Я оптимистично заявляла, что такого быть не может, неужели мы не найдем место для него в Москве, где у него столько друзей?! Всячески пыталась подбадривать его и себя, сбить с темы «окончательных решений», которая звучала в каждом его слове. «Возьмемся за ноги…» – начал повторять он. Я не поняла, к чему это он говорит. Он снова произнес: «Возьмемся за ноги… Ты помнишь, все так дружно пели: „Возьмемся за руки, друзья, чтоб не пропасть поодиночке?“ Ну и где эти руки?» И он стал перечислять известные имена, вопрошая: «В кого они превратились?! Что стало с N, а что с Z?! – самодовольство, алчность, пресмыкательство…»
Ближе к Новому 2011 году поползли слухи о поставленном фатальном диагнозе. Кирилл, сын, подтвердил. Объяснил, что отец лежит в клинике и что всё очень серьезно. Он летал туда. В одну из таких поездок я попросила его передать Мише письмо и маленькую посылку. Нашла две фотографии из «Покровских ворот», что хранились у меня дома. Леонид Броневой в шляпе и юная Таня Догилева. А также фотографию моей мамы, Анатолия Васильевича Эфроса и Иннокентия Смоктуновского, вытянувшегося всем телом к летящему в небе самолету, – кадр из фильма «Романс о влюбленных». И еще в посылку я положила рок-оперу по «Мастеру и Маргарите», написанную Сашей Градским.
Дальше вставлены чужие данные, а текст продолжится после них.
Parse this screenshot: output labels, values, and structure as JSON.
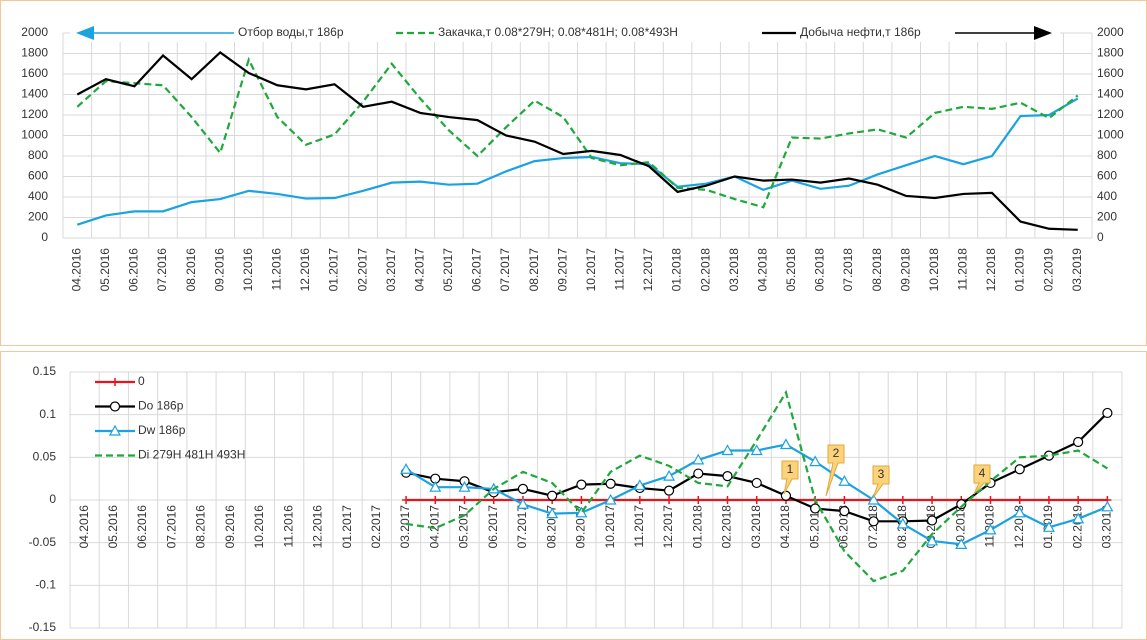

Автором поэтического текста и самой идеи создания рок-оперы по Булгакову был Павел Грушко – муж моей сестры. Диски вышли буквально в те дни и стали для нашей семьи событием, которого ждали тридцать лет. Ровно столько Саша сочинял музыку и работал с либретто. Мне хотелось заинтересовать Мишу, дать ему почувствовать контакт с Москвой, с нами. Мою посылку с письмом Мише передали. Кирилл позже скажет, что отец был уже настолько слаб, что не мог ни читать, ни слушать музыку, ни отвечать на звонки.